21. Plasma protein level below…..will lead to edema:
5g/dl
6g/dl
7g/dl
8g/dl
Answer: 5g/dl
Description:Plasma proteins, especially albumin, play an important role in maintaining fluid balance in the body. They help to keep fluid within blood vessels and prevent it from leaking out into the surrounding tissues. If the level of plasma proteins drops below a certain threshold, it can lead to a condition known as hypoalbuminemia, which can cause edema (swelling) in the body. The normal range for plasma protein level is around 6-8 g/dL. A level below 5 g/dL is considered low and can increase the risk of edema. Therefore, option a is correct.
22. In order to cease bleeding from an open wound, indirect pressure is applied to the affected artery which is:
Distal to the wound
Proximal to the wound
Lateral to the wound
Medial to the wound
Answer: Proximal to the wound
Description:In order to stop bleeding from an open wound, pressure must be applied to the affected artery. The pressure should be applied proximal to the wound, meaning closer to the heart and further up the affected limb, as this will help reduce blood flow to the wound.

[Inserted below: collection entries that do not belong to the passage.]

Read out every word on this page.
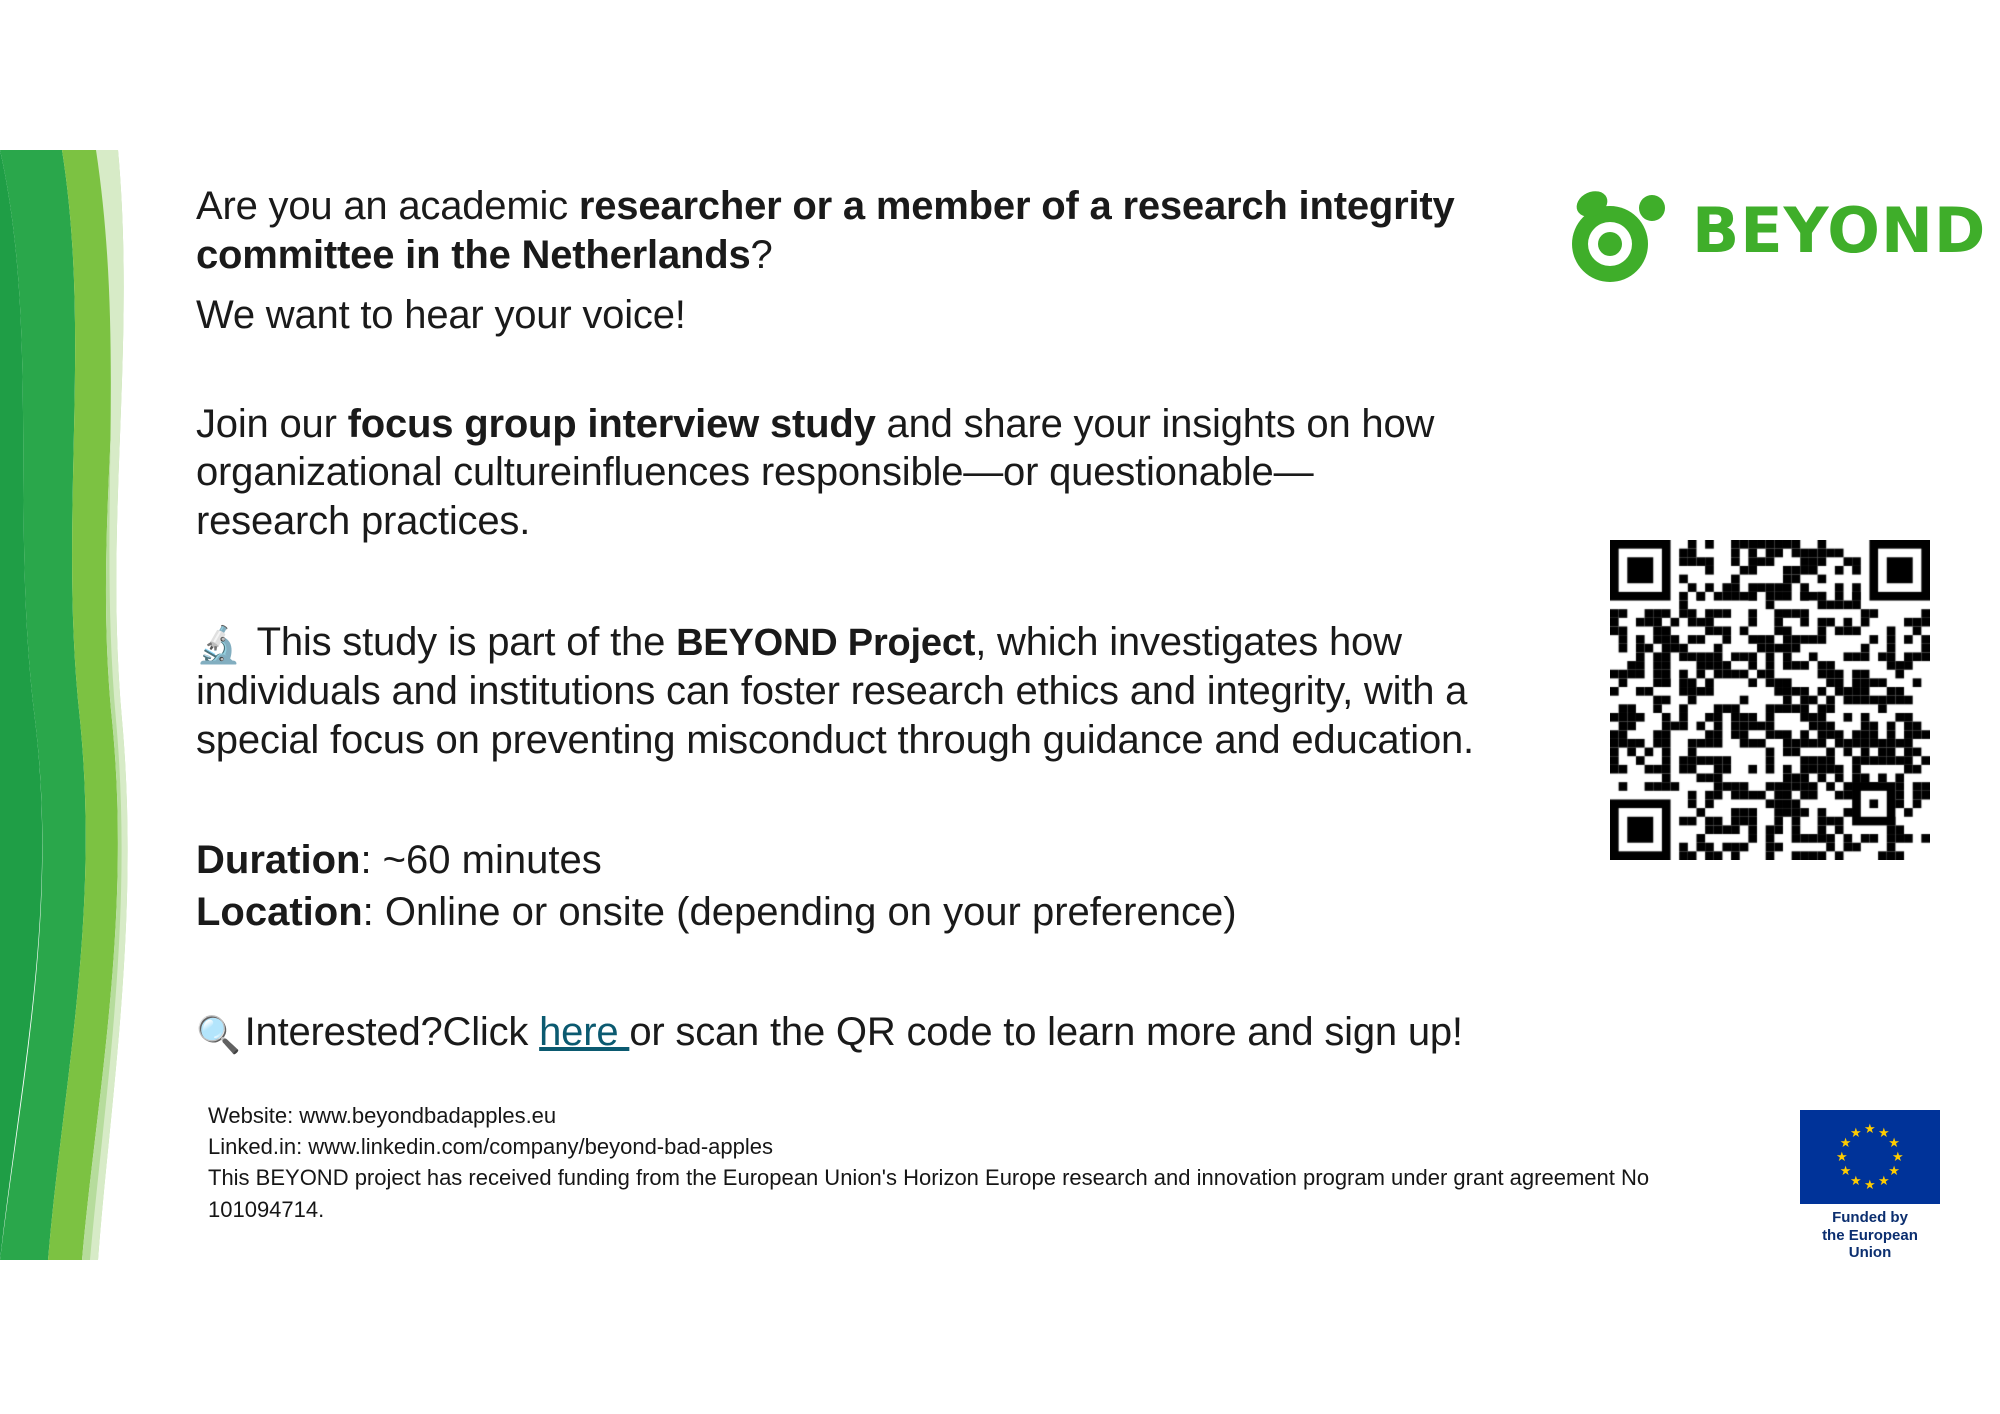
Are you an academic researcher or a member of a research integrity committee in the Netherlands?

We want to hear your voice!

Join our focus group interview study and share your insights on how organizational cultureinfluences responsible—or questionable— research practices.

🔬 This study is part of the BEYOND Project, which investigates how individuals and institutions can foster research ethics and integrity, with a special focus on preventing misconduct through guidance and education.

Duration: ~60 minutes
Location: Online or onsite (depending on your preference)

🔍 Interested?Click here or scan the QR code to learn more and sign up!

Website: www.beyondbadapples.eu
Linked.in: www.linkedin.com/company/beyond-bad-apples
This BEYOND project has received funding from the European Union's Horizon Europe research and innovation program under grant agreement No 101094714.
BEYOND
★ ★
★
★
★
★
★
★
★
★
★
★
Funded by
the European Union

Indirect pressure is typically applied using a tourniquet or pressure point techniques. It's important to release the pressure regularly to ensure the tissue doesn't become damaged due to a lack of blood flow.
23. Type of healing occurs in a decubitus ulcer which is treat with debridement and moist gauze dressing is:
Tertiary intention
Secondary intention
Regeneration of cells
Remodeling of tissues.
Answer: Secondary intention
Description:The type of healing that occurs in a decubitus ulcer which is treated with debridement and moist gauze dressing is secondary intention healing. Secondary intention healing occurs when a wound is left open and allowed to heal from the bottom up by filling in with new tissue. Debridement removes damaged tissue and bacteria, and moist gauze dressings keep the wound bed moist to facilitate healing. Tertiary intention healing involves leaving a wound open for several days and then closing it surgically. Regeneration of cells refers to the replacement of damaged tissue with new cells, while remodeling of tissues refers to the maturation and reorganization of new tissue.
24. Surgically creating an opening into an organ or space in the body by a sharp instrument is known as:
Laceration
Abrasion
Puncture
Incision
Answer: Incision
Description:An incision is a cut that's made in your skin during a surgery or procedure. Sometimes, this is also called a surgical wound. The size, location and number of incisions can vary depending on the type of surgery.
25. Components of granulation tissue is:
Angiogenesis
Fibroblasts
Chronic inflammatory cells
All of the above.
Answer: All of the above.
Description:The components of granulation tissue are angiogenesis (the formation of new blood vessels), fibroblasts (cells that produce collagen and other extracellular matrix proteins), and chronic inflammatory cells (such as macrophages).